The Attempt at a Solution
Just would like to see if I am right.
Proof. (of G cyclic [itex]\Rightarrow[/itex] H cyclic)Suppose that [itex]f[/itex] is a surjective homomorphism, and suppose that [itex]G[/itex] is cyclic. Let [itex]G[/itex] be generated by [itex]x[/itex]. I want to show that there exists [itex]y[/itex] such that [itex]y[/itex] generates [itex]H[/itex].
First I will prove that [itex]\forall x^n \in G[/itex] [itex]\Rightarrow[/itex] [itex]f(x^n) = f^n(x)[/itex]. As our base case for [itex]n=1[/itex] we cite that [itex]f(x e_G) = f(x) f(e_G) = f(x)[/itex]. Next suppose that [itex]f(x^n) = f^n(x)[/itex] (Inductive hypothesis). Then [itex]f(x^{n+1}) = f(x^n x) = f(x^n) f(x) = f^n(x) f(x) =f^{n+1}(x)[/itex], which from our inductive hypothesis.

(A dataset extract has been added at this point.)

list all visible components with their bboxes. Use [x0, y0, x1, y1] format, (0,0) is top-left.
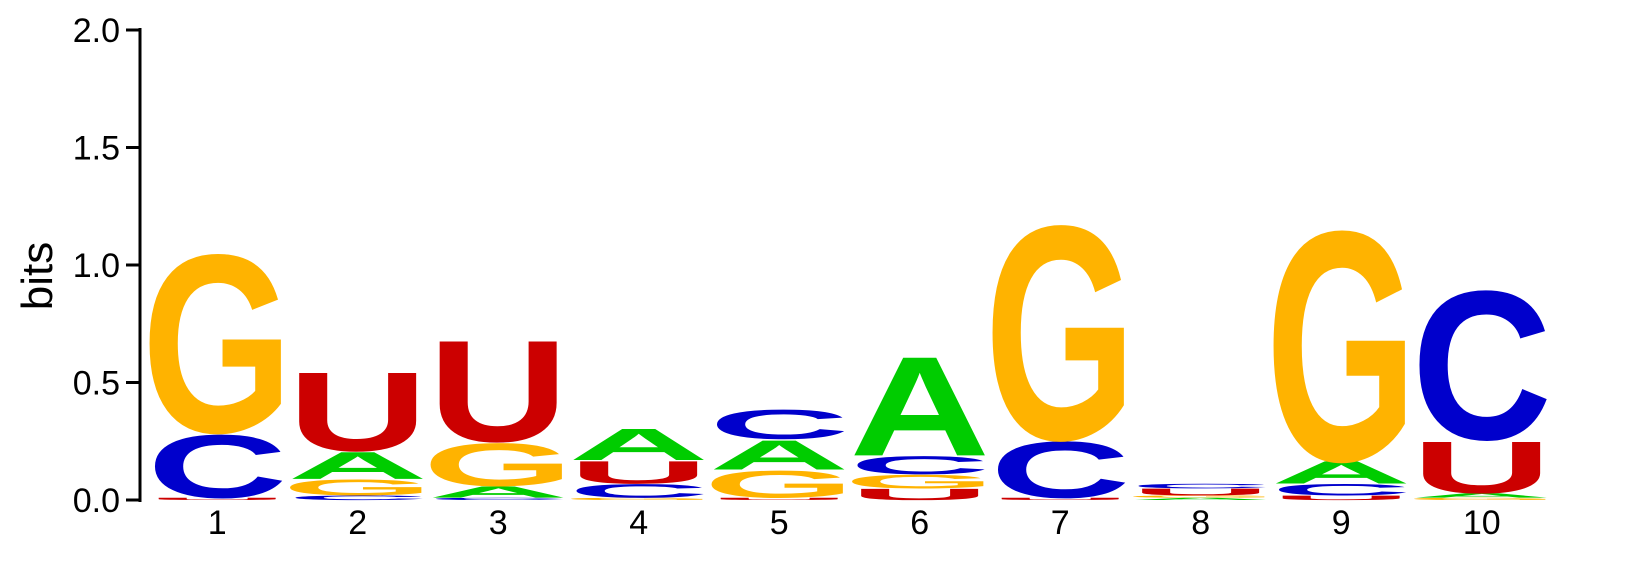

The proof that [itex]\forall x^{-n} \in G[/itex] [itex]\Rightarrow[/itex] [itex]f(x^{-n}) = f^{-n}(x)[/itex] is similar.
Now since [itex]f[/itex] is surjective [itex]\Rightarrow[/itex] [itex]\mathrm{im}(f) = H[/itex] and therefore [itex]H[/itex] is generated by [itex]f(x)[/itex] and is therefore cyclic.
Proof. (of G abelian [itex]\Rightarrow[/itex] H abelian) Suppose now that [itex]G[/itex] is abelian and let [itex]x, y \in G[/itex]. I want to show that [itex]\forall f(x) , f(y)[/itex] [itex]\Rightarrow[/itex] [itex]f(x)f(y) = f(y)f(x)[/itex]. Then [itex]f(xy) = f(x)f(y)[/itex] and [itex]f(yx) = f(y)f(x)[/itex], but [itex]f(xy) = f(yx)[/itex] [itex]\Rightarrow[/itex] [itex]f(x)f(y) = f(y)f(x)[/itex]. Since [itex]f[/itex] is surjective [itex]\mathrm{im}(f) = H[/itex] [itex]\Rightarrow[/itex] [itex]\forall f(x), f(y) \in H[/itex] [itex]f(x)f(y) = f(y)f(x)[/itex] [itex]\Rightarrow[/itex] [itex]H[/itex] is abelian.
My intuition says I'm right, but it seems my intuition is wrong more than right this quarter.